Santa Felicita, esclava deSanta Perpetua de Cartago, con quien, según la tradición, compartió martirio, junto a otros cristianos de su círculo, tendrá, desde los orígenes del primer cristianismo que llegó a través de Siria i Cartago envuelto en el pensamiento griego, otra antigua iglesia en el barrio de Oltrarno, al otro lado del río Arno, edificada sobre un antiguo oratorio romano. Una matrona, que ofrecía su casa a las primeras reuniones y su esclava, ambas madres jóvenes, quedaron unidas más allá de las diferencias sociales, lo que representa al cristianismo de los primeros tiempos que aún contaba con la presencia y reconocimiento femenino.

Plaza de Santa Felicita en Oltrarno, cerca del ponte Veccio. AGC, 2025

Santa Reparada fue la única patrona de Florencia hasta el siglo XIV, cuando se le añadió la madre de María, Santa Ana, advocación de una iglesia que se alzó en su honor, cerca del Palacio Vecchio y que más tarde se dedicó a San Miguel y posteriormente a San Carlo de Lombardía o (Borromeo).

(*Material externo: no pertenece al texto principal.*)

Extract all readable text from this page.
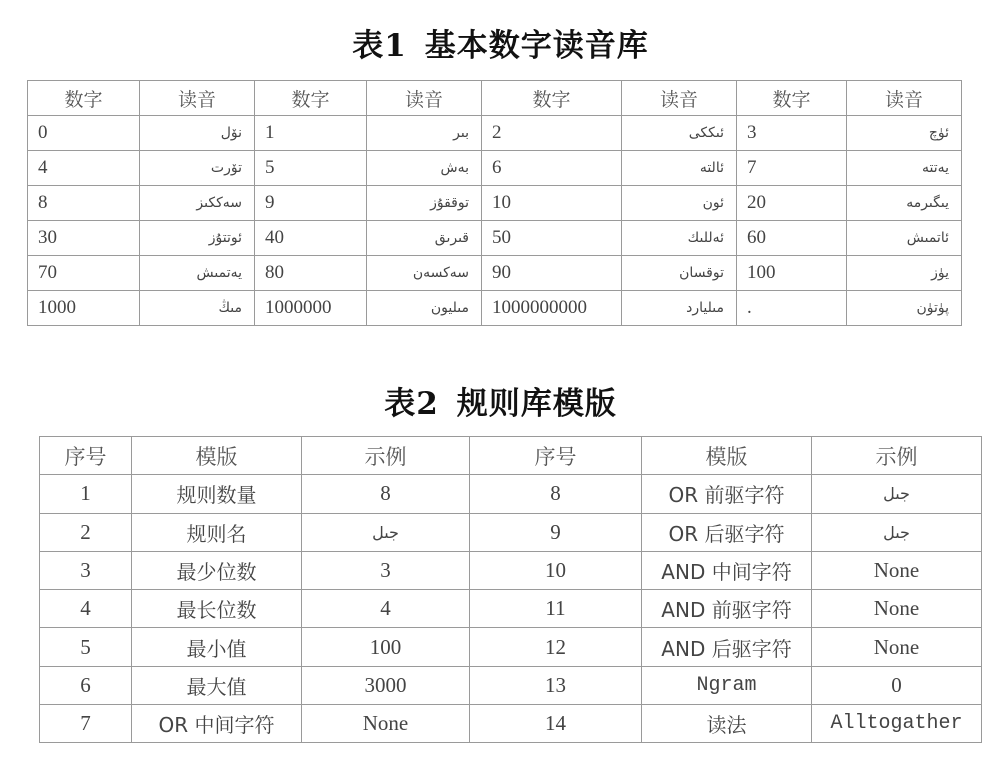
表1 基本数字读音库
数字	读音	数字	读音	数字	读音	数字	读音
0	نۆل	1	بىر	2	ئىككى	3	ئۈچ
4	تۆرت	5	بەش	6	ئالتە	7	يەتتە
8	سەككىز	9	توققۇز	10	ئون	20	يىگىرمە
30	ئوتتۇز	40	قىرىق	50	ئەللىك	60	ئاتمىش
70	يەتمىش	80	سەكسەن	90	توقسان	100	يۈز
1000	مىڭ	1000000	مىليون	1000000000	مىليارد	.	پۈتۈن
表2 规则库模版
序号	模版	示例	序号	模版	示例
1	规则数量	8	8	OR 前驱字符	جىل
2	规则名	جىل	9	OR 后驱字符	جىل
3	最少位数	3	10	AND 中间字符	None
4	最长位数	4	11	AND 前驱字符	None
5	最小值	100	12	AND 后驱字符	None
6	最大值	3000	13	Ngram	0
7	OR 中间字符	None	14	读法	Alltogather
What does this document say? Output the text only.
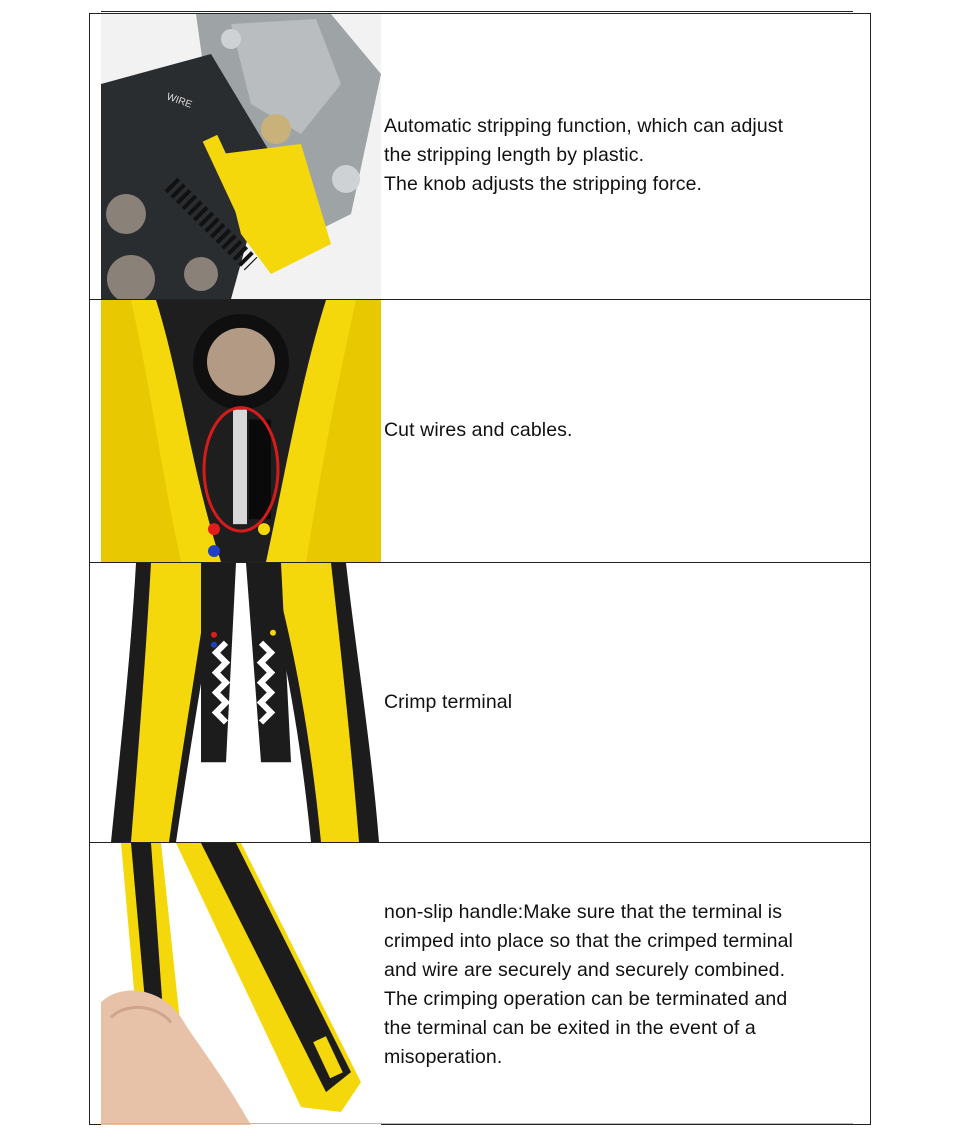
WIRE
Automatic stripping function, which can adjust
the stripping length by plastic.
The knob adjusts the stripping force.
Cut wires and cables.
Crimp terminal
non-slip handle:Make sure that the terminal is
crimped into place so that the crimped terminal
and wire are securely and securely combined.
The crimping operation can be terminated and
the terminal can be exited in the event of a
misoperation.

En torno a Santa Ana se celebra el triunfo de la República Florentina contra la tiranía del duque de Atenas, instaurando un nuevo dominio, el de los “gordos” o potentes locales.[1] En todo caso, el pueblo de Florencia, donde había arraigado la importancia de la maternidad, abre, con la fiesta de Santa Ana, un nuevo camino para una ciudad, el camino del Arte que alumbrará al mundo.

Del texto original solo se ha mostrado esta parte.